Mais si les soldats n’impriment rien, — ceux du moins que l’âpre bataille n’a point couchés loin de l’action, — en revanche, ils lisent. Ils lisent pour se distraire ou pour s’endormir… selon les auteurs, et en lisant les polémiques qui, comme des relens de l’arrière, arrivent jusqu’à eux, ils risquent d’être parfois meurtris dans leurs plus chères illusions, dans leur idéal quel qu’il soit, dans ce qui leur donne tant d’âme pour se battre et pour endurer. Aussi n’est-ce point sans tristesse que nous avons vu et que nous voyons des doctrinaires tirer argument des événemens quelconques, heureux ou malheureux, de cette guerre, pour le système qui leur est cher, ce qui est légitime, et contre le système opposé, ce qui l’est moins.

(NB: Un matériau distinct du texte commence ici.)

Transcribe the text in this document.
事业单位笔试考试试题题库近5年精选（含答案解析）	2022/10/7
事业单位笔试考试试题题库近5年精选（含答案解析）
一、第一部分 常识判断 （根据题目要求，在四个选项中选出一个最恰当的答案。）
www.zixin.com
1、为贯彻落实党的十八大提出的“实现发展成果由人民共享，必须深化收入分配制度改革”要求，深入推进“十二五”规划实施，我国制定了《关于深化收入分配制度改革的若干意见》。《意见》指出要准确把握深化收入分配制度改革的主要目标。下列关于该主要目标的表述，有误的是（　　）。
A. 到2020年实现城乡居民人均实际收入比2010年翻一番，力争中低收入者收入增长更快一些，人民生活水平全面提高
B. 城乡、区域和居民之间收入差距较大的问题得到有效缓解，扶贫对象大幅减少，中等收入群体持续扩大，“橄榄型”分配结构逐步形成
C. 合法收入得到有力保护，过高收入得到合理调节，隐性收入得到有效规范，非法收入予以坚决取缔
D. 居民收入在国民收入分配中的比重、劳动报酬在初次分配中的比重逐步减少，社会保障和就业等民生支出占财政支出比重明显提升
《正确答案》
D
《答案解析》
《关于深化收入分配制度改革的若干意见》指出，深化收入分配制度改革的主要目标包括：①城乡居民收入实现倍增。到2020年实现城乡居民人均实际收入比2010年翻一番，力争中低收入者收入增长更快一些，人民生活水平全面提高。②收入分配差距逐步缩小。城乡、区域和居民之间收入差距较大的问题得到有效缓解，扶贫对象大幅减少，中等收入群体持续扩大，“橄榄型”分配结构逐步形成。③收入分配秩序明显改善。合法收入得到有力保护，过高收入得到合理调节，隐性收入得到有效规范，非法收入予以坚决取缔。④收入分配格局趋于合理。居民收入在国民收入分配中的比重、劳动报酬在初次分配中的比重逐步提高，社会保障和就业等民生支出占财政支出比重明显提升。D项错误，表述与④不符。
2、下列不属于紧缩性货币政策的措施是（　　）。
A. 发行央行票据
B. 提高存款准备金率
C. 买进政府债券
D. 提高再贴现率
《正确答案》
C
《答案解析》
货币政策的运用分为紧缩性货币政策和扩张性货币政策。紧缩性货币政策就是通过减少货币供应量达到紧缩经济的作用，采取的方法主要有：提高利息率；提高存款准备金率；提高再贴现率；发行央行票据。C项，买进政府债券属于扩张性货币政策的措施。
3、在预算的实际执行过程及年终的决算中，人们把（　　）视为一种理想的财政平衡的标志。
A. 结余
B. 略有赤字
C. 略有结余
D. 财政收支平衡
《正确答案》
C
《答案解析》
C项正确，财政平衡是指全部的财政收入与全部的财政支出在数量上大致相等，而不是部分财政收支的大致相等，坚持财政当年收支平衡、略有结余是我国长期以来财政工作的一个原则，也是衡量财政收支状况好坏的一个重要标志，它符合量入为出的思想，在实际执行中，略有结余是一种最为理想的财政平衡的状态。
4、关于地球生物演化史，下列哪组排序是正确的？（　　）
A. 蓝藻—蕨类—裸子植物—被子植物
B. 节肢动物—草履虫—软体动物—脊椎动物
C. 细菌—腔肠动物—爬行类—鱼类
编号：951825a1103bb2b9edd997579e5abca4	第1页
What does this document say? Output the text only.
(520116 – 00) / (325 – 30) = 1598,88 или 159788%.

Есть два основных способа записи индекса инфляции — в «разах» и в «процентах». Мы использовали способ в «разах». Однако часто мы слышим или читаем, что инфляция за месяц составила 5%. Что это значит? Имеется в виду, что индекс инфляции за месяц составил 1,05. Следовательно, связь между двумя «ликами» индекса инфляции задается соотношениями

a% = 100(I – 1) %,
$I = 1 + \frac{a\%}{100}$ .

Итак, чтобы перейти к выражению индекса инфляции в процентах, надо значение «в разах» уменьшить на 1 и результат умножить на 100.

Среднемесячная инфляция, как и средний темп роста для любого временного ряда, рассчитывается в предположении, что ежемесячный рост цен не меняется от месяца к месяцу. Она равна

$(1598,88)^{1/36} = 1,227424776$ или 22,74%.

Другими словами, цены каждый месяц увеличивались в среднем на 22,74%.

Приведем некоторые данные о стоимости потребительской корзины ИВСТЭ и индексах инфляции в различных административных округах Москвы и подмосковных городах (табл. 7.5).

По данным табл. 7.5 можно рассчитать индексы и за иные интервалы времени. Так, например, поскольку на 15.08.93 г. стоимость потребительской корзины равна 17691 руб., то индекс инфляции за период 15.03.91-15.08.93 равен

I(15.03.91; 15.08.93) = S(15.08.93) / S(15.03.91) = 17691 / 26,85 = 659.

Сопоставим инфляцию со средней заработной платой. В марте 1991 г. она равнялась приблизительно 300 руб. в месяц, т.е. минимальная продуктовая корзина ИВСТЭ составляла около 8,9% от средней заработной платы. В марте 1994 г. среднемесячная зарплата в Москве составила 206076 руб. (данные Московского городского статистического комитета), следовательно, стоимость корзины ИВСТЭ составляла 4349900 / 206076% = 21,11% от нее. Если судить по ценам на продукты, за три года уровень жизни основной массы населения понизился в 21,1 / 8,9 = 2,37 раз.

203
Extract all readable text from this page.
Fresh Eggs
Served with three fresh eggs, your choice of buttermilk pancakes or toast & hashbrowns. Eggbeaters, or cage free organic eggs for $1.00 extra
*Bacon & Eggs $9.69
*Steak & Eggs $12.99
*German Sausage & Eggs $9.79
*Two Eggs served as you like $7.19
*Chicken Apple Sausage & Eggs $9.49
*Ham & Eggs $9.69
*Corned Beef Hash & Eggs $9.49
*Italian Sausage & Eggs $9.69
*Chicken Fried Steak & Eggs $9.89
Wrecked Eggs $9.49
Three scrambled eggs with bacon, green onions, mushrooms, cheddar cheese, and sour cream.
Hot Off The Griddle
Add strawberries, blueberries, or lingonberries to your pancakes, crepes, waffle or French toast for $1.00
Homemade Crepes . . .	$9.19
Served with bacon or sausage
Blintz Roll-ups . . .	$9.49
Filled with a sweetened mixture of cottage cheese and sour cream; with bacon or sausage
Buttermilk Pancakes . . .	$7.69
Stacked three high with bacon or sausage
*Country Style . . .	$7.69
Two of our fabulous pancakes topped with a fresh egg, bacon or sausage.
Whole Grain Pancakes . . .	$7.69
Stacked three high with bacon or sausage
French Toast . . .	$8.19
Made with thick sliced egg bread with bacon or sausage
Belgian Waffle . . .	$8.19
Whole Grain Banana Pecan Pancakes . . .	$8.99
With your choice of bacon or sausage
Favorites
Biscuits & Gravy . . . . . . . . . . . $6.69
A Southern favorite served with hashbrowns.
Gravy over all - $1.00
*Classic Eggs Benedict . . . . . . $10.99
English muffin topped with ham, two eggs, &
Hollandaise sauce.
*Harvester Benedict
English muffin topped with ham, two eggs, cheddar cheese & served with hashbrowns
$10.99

C’est ainsi que nous avons vu tour à tour proclamer, en des proses bourrées d’argumens comme une bulle de savon l’est d’air, que cette guerre a prouvé la faillite de la religion, de l’athéisme, du principe monarchique et du démocratique, du renanisme, de la théocratie, de l’antimilitarisme, du militarisme. Je me garderai bien de mettre le doigt dans l’engrenage de ces roues dentées qui, deux par deux et en sens inverse les unes des autres, tournent depuis longtemps à vide. C’est le propre des systèmes, qui sont rigides et simplistes, de pouvoir trouver, dans un fait quelconque parce qu’il est souple et nuancé aussi bien que dans son contraire, quelque facette où se réfléchisse brillamment leur lumière monochromatique.

Mais ce qu’on ne saurait laisser passer sans protester, ce sont les attaques perfides dont la guerre actuelle a fourni le prétexte à l’égard de la science qui, elle, n’est pas un système, mais une réalité belle, utile, respectable, et conciliable avec tous les idéals.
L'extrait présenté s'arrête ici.